Она заказала шоты. Опрокинула первый. Алкоголь огненной волной
растёкся по желудку, пробирая до самой печени. Последней
каплей.
Как будто треснуло какое-то темное, пыльное стекло, и она
увидела мир вокруг во всех его красках. Ее посадили в полутемном
углу, и от остальных людей ее надежно прикрывала пестрая спина
какого-то брюнета, который сосредоточенно наворачивал на вилку
спагетти под мягкий смех своей спутницы, довольно экстравагантно
накрашенной женщины средних лет. Судя по всему, у него не
слишком-то получалось, потому что спутница отобрала у него вилку и
попыталась показать, как надо.
В гладком мраморном полу Херк могла бы при желании разглядеть
свое отражение, но ее рожа входила в список знакомых рож, которых
ей видеть не хотелось, поэтому она вынула из правого глаза монокль,
чтобы хотя бы половина картинки расплылась и не мозолила хотя бы
половину ее глаз, и поспешно перевела взгляд на роскошную
хрустальную люстру под потолком, в которой горела только половина
свечей, тепло освещая интимный полумрак.
Кто-то сел за черный рояль, стоявший на небольшом возвышении.
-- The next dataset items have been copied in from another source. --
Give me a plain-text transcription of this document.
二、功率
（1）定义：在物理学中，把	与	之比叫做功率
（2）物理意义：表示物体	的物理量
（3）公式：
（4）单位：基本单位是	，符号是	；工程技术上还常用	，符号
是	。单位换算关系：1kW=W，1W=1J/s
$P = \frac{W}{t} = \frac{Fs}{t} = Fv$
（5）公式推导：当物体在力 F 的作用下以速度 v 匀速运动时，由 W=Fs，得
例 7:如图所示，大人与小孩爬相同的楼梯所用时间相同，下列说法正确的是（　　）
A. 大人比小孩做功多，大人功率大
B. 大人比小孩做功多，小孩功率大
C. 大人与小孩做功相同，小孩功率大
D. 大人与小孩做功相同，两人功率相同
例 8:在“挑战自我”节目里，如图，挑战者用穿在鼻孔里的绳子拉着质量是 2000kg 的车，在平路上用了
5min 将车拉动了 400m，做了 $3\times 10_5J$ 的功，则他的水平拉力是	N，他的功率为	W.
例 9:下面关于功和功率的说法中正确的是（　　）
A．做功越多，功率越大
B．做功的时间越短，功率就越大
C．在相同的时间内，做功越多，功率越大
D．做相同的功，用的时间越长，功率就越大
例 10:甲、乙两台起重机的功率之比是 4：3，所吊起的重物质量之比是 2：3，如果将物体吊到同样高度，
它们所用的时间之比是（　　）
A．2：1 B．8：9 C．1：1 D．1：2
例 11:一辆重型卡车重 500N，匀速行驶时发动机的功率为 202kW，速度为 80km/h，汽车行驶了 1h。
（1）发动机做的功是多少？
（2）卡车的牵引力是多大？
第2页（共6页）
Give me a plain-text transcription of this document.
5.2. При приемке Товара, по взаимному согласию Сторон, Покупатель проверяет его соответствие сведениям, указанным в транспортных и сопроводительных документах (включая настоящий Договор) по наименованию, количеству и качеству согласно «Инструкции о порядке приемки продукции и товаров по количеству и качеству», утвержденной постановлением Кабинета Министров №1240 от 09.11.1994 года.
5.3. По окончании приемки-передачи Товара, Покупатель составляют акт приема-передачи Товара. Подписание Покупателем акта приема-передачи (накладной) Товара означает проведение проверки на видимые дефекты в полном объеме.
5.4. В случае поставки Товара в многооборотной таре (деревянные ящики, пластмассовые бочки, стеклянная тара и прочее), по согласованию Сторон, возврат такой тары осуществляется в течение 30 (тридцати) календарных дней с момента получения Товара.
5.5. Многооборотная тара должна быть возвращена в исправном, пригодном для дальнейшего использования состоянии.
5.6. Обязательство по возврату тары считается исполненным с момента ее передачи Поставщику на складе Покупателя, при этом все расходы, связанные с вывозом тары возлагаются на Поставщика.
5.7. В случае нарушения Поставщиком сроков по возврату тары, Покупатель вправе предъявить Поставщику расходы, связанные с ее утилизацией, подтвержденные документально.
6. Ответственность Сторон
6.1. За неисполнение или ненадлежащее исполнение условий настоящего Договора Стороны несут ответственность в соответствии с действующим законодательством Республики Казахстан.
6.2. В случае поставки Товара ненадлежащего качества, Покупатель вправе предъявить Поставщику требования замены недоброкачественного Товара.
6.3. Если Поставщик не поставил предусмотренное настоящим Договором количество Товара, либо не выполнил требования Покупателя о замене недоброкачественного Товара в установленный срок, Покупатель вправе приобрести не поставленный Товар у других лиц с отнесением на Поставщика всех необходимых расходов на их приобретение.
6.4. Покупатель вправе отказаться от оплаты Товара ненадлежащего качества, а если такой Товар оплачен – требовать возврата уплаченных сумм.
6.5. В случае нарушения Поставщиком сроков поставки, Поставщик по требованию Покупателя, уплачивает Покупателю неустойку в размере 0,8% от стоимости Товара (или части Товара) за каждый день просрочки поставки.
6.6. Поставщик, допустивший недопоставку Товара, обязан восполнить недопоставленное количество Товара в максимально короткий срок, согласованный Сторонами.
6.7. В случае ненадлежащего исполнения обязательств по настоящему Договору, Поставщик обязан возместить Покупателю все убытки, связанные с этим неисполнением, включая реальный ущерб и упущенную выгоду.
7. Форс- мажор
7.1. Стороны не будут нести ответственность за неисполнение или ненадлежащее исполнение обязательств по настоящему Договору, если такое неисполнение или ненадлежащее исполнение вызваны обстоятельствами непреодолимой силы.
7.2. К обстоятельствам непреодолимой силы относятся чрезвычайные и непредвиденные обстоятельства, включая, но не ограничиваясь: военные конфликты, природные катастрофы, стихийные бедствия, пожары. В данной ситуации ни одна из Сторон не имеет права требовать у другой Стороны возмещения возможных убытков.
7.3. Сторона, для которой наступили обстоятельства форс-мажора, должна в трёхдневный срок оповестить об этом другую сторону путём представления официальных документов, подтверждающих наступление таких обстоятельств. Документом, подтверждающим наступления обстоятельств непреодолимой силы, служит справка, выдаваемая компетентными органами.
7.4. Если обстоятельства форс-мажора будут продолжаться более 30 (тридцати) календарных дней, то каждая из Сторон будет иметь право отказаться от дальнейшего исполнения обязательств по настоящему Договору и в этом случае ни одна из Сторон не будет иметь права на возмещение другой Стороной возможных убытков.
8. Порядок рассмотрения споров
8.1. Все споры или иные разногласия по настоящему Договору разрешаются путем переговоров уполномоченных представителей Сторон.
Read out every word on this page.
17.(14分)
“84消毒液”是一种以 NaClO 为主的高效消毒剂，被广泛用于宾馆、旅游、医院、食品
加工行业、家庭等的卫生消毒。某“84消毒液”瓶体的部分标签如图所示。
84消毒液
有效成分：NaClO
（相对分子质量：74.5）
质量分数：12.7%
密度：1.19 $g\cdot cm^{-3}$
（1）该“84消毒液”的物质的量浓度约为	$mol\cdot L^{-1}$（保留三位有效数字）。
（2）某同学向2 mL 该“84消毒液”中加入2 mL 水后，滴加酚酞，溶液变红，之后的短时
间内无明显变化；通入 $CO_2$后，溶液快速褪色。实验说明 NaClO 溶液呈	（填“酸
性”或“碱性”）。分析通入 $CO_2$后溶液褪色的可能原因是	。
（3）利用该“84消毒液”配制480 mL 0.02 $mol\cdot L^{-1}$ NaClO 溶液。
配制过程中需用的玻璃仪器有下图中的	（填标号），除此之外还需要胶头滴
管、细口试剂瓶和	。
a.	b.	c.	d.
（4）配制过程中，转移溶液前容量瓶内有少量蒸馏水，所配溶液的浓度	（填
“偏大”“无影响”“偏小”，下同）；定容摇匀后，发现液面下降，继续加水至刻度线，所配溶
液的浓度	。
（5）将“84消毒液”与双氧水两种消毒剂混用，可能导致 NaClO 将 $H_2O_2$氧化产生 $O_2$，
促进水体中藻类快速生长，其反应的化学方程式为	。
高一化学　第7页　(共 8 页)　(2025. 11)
Мягко коснулся клавиш. Из-за своего столика полуослепшая Херк едва
могла разглядеть его худую и высокую фигуру.
Музыка лилась, плачущая, и Херк вдруг обнаружила, что ревет
вместе с музыкой, жалко всхлипывая на особенно душещипательных
аккордах.
Пестрая Спина, кажется, хотел обернуться, но его спутница
покачала головой, запрещая, и Херк ей за это была бесконечно
благодарна.
Она не хотела утешений.
Она хотела выплакать все скопившиеся за долгие годы брака слезы,
которые почему-то никак не хотели показываться в ее герцогском
замке, но так легко вышли сейчас, в самом роскошном ресторане
гостеприимного Либена.
Официантка-тифлинг тихонечко возникла рядом, поставила графин с
водой и стакан, и бесшумно же исчезла.
Музыка закончилась, и вместе с последними ее нотами у Херк будто
бы истаял в горле горький ком, который ей вечно приходилось
проглатывать перед тем, как сказать что-то людям.